- Born: July 4, 1812 Ligornetto, Canton Ticino, Switzerland
- Died: January 10, 1897 Milan, Italy
- Occupations: Sculptor, professor
- Known for: Ornamental sculpture

= Lorenzo Vela =

Swiss sculptor (1812 – 1897)

Lorenzo Vela (4 July 1812 – 10 January 1897) was a Swiss-Italian sculptor and ornamental decorator known for his refined decorative work in Milan and his teaching at the Accademia di Brera.

== Early life and training ==
Vela was born in Ligornetto, the fourth of six children of Giuseppe Vela and Teresa Casanova, both farmers and innkeepers. As a child, he trained as a stonemason and marble worker, probably in Viggiù. By the late 1820s, he moved to Milan to pursue his career, following the advice of his older brother Luigi, who worked as a carpenter in the Lombard capital. Among his siblings were his brothers Giovanni Vela, a stonemason in Crema (Austrian citizen from 1853), and Vincenzo Vela, the celebrated sculptor. Vela remained unmarried and had no children.

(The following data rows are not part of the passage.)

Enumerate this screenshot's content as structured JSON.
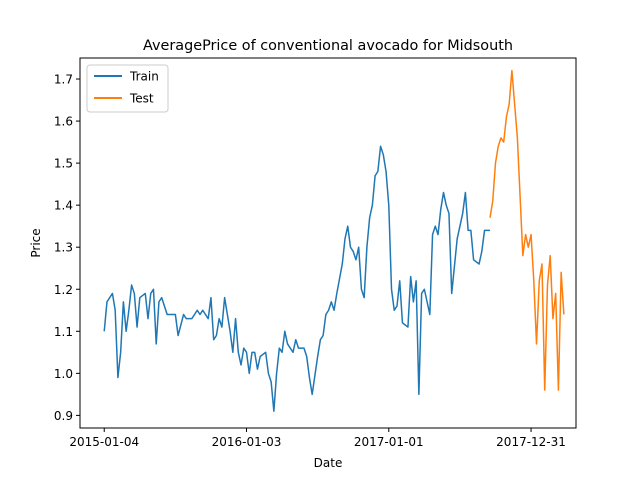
{
  "chart_data": {
    "type": "line",
    "title": "AveragePrice of conventional avocado for Midsouth",
    "xlabel": "Date",
    "ylabel": "Price",
    "x_tick_labels": [
      "2015-01-04",
      "2016-01-03",
      "2017-01-01",
      "2017-12-31"
    ],
    "x_tick_dates": [
      "2015-01-04",
      "2016-01-03",
      "2017-01-01",
      "2017-12-31"
    ],
    "y_ticks": [
      0.9,
      1.0,
      1.1,
      1.2,
      1.3,
      1.4,
      1.5,
      1.6,
      1.7
    ],
    "y_tick_labels": [
      "0.9",
      "1.0",
      "1.1",
      "1.2",
      "1.3",
      "1.4",
      "1.5",
      "1.6",
      "1.7"
    ],
    "xlim": [
      "2014-11-03",
      "2018-04-25"
    ],
    "ylim": [
      0.87,
      1.75
    ],
    "grid": false,
    "legend": {
      "position": "top-left",
      "entries": [
        "Train",
        "Test"
      ]
    },
    "series": [
      {
        "name": "Train",
        "color": "#1f77b4",
        "x": [
          "2015-01-04",
          "2015-01-11",
          "2015-01-25",
          "2015-02-01",
          "2015-02-08",
          "2015-02-15",
          "2015-02-22",
          "2015-03-01",
          "2015-03-08",
          "2015-03-15",
          "2015-03-22",
          "2015-03-29",
          "2015-04-05",
          "2015-04-19",
          "2015-04-26",
          "2015-05-03",
          "2015-05-10",
          "2015-05-17",
          "2015-05-24",
          "2015-05-31",
          "2015-06-14",
          "2015-06-21",
          "2015-07-05",
          "2015-07-12",
          "2015-07-26",
          "2015-08-02",
          "2015-08-16",
          "2015-08-23",
          "2015-08-30",
          "2015-09-06",
          "2015-09-13",
          "2015-09-20",
          "2015-09-27",
          "2015-10-04",
          "2015-10-11",
          "2015-10-18",
          "2015-10-25",
          "2015-11-01",
          "2015-11-08",
          "2015-11-22",
          "2015-11-29",
          "2015-12-06",
          "2015-12-13",
          "2015-12-20",
          "2015-12-27",
          "2016-01-03",
          "2016-01-10",
          "2016-01-17",
          "2016-01-24",
          "2016-01-31",
          "2016-02-07",
          "2016-02-21",
          "2016-02-28",
          "2016-03-06",
          "2016-03-13",
          "2016-03-20",
          "2016-03-27",
          "2016-04-03",
          "2016-04-10",
          "2016-04-17",
          "2016-05-01",
          "2016-05-08",
          "2016-05-15",
          "2016-05-29",
          "2016-06-05",
          "2016-06-12",
          "2016-06-19",
          "2016-07-03",
          "2016-07-10",
          "2016-07-17",
          "2016-07-24",
          "2016-07-31",
          "2016-08-07",
          "2016-08-14",
          "2016-08-21",
          "2016-09-04",
          "2016-09-11",
          "2016-09-18",
          "2016-09-25",
          "2016-10-02",
          "2016-10-09",
          "2016-10-16",
          "2016-10-23",
          "2016-10-30",
          "2016-11-06",
          "2016-11-13",
          "2016-11-20",
          "2016-11-27",
          "2016-12-04",
          "2016-12-11",
          "2016-12-18",
          "2016-12-25",
          "2017-01-01",
          "2017-01-08",
          "2017-01-15",
          "2017-01-22",
          "2017-01-29",
          "2017-02-05",
          "2017-02-19",
          "2017-02-26",
          "2017-03-05",
          "2017-03-12",
          "2017-03-19",
          "2017-03-26",
          "2017-04-02",
          "2017-04-16",
          "2017-04-23",
          "2017-04-30",
          "2017-05-07",
          "2017-05-14",
          "2017-05-21",
          "2017-05-28",
          "2017-06-04",
          "2017-06-11",
          "2017-06-25",
          "2017-07-02",
          "2017-07-09",
          "2017-07-16",
          "2017-07-23",
          "2017-07-30",
          "2017-08-06",
          "2017-08-20",
          "2017-08-27",
          "2017-09-03",
          "2017-09-10",
          "2017-09-17"
        ],
        "y": [
          1.1,
          1.17,
          1.19,
          1.15,
          0.99,
          1.05,
          1.17,
          1.1,
          1.15,
          1.21,
          1.19,
          1.11,
          1.18,
          1.19,
          1.13,
          1.19,
          1.2,
          1.07,
          1.17,
          1.18,
          1.14,
          1.14,
          1.14,
          1.09,
          1.14,
          1.13,
          1.13,
          1.14,
          1.15,
          1.14,
          1.15,
          1.14,
          1.13,
          1.18,
          1.08,
          1.09,
          1.13,
          1.11,
          1.18,
          1.1,
          1.05,
          1.13,
          1.05,
          1.02,
          1.06,
          1.05,
          1.0,
          1.05,
          1.05,
          1.01,
          1.04,
          1.05,
          1.0,
          0.98,
          0.91,
          1.0,
          1.06,
          1.05,
          1.1,
          1.07,
          1.05,
          1.08,
          1.06,
          1.06,
          1.04,
          0.99,
          0.95,
          1.04,
          1.08,
          1.09,
          1.14,
          1.15,
          1.17,
          1.15,
          1.19,
          1.26,
          1.32,
          1.35,
          1.3,
          1.29,
          1.27,
          1.3,
          1.2,
          1.18,
          1.3,
          1.37,
          1.4,
          1.47,
          1.48,
          1.54,
          1.52,
          1.48,
          1.4,
          1.2,
          1.15,
          1.16,
          1.22,
          1.12,
          1.11,
          1.23,
          1.17,
          1.22,
          0.95,
          1.19,
          1.2,
          1.14,
          1.33,
          1.35,
          1.33,
          1.39,
          1.43,
          1.4,
          1.38,
          1.19,
          1.32,
          1.35,
          1.38,
          1.43,
          1.34,
          1.34,
          1.27,
          1.26,
          1.29,
          1.34,
          1.34,
          1.34
        ]
      },
      {
        "name": "Test",
        "color": "#ff7f0e",
        "x": [
          "2017-09-17",
          "2017-09-24",
          "2017-10-01",
          "2017-10-08",
          "2017-10-15",
          "2017-10-22",
          "2017-10-29",
          "2017-11-05",
          "2017-11-12",
          "2017-11-19",
          "2017-11-26",
          "2017-12-03",
          "2017-12-10",
          "2017-12-17",
          "2017-12-24",
          "2017-12-31",
          "2018-01-07",
          "2018-01-14",
          "2018-01-21",
          "2018-01-28",
          "2018-02-04",
          "2018-02-11",
          "2018-02-18",
          "2018-02-25",
          "2018-03-04",
          "2018-03-11",
          "2018-03-18",
          "2018-03-25"
        ],
        "y": [
          1.37,
          1.41,
          1.5,
          1.54,
          1.56,
          1.55,
          1.61,
          1.64,
          1.72,
          1.64,
          1.56,
          1.42,
          1.28,
          1.33,
          1.3,
          1.33,
          1.22,
          1.07,
          1.22,
          1.26,
          0.96,
          1.21,
          1.28,
          1.13,
          1.19,
          0.96,
          1.24,
          1.14
        ]
      }
    ]
  }
}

During his early training, Vela demonstrated considerable aptitude as a decorator and modeler. By working as a decorator for goldsmiths and other sculptors, he was able to finance his studies and later support his brother Vincenzo at the beginning of his career. From 1832 to 1837, he attended the schools of drawing and ornamentation at the Accademia di Brera, where he studied under Ferdinando Albertolli, Francesco Durelli, and Domenico Moglia. He achieved excellent results in decorative modeling, such that an extraordinary prize for ornamental sculpture was created specifically for him in 1835.

== Career ==

=== Decorative work ===
Vela's remarkable technical skills in modeling and creating refined decorative elements, particularly his marble flowers carved with a naturalism unprecedented even in the greatest works of the period, made him a highly valued and well-paid collaborator for many sculptors working in Milan, especially Benedetto Cacciatori. For Cacciatori, Vela executed the ornamental sections of Gesù bambino in un canestro di fiori (1844), which was presented at the Great Exhibition in London (1851) and the Exposition Universelle in Paris (1855).

He produced portraits and small ornamental pieces—primarily with animal subjects in a neo-eighteenth-century style marked by naturalism—which he exhibited regularly at the annual exhibitions of the Accademia di Brera. Vela also worked for clients with more independent and modern tastes, definitively moving away from neoclassical academic models. The counsel and cosmopolitan spirit of architect Giuseppe Balzaretto proved decisive for Vela's career. He collaborated with Balzaretto on several prestigious projects: first as an ornamentalist alongside his brother Vincenzo on the Adda Chapel in Arcore, then as a true associate of Balzaretto and often the painter Luigi Scrosati on the apartments of Palazzo Poldi Pezzoli, Palazzo d'Adda, and Palazzo Dugnani, public gardens, and the Ca' de Sass (new headquarters of the Savings Bank of the Lombard Provinces) in Milan; the gardens and Villa Bordini at Robecco sul Naviglio; and Villa Sioli Legnani at Bussero.

=== Monumental sculpture ===
From the second half of the 1840s onward, Vela undertook more ambitious genre sculptures, such as Putto with a basket of chicks and the peasant girl represented in Hen defending her chicks (1847), both exhibited at the Accademia di Brera. More rarely, he sculpted mythological, historical, and symbolic subjects, such as Hero, The lamp of hope (circa 1850–1860), and Victim of the Inquisition (1860).

=== Academic position ===
Having reached artistic maturity, Vela was appointed assistant professor at the school of ornamentation of the Accademia di Brera in 1860, following the reform of the institution after the annexation of Lombardy to the Kingdom of Sardinia. Until 1891, he taught a course in decorative sculpture at Brera that was highly successful and attended by numerous students, including Giuseppe Grandi. His decorative sculpture work in the ornamental schools of Brera during the mid-nineteenth century represents an important transitional moment between academic ornate traditions and contemporary practice.

== Political activity ==
Vela served as a deputy of the Radical Liberal Party in the Grand Council of Ticino from 1852 to 1867.

== Legacy ==
Vela left to the Swiss Confederation the works preserved in his Milan residence, which complemented the bequest of his nephew Spartaco Vela and now form part of the collections of the Museo Vincenzo Vela in Ligornetto.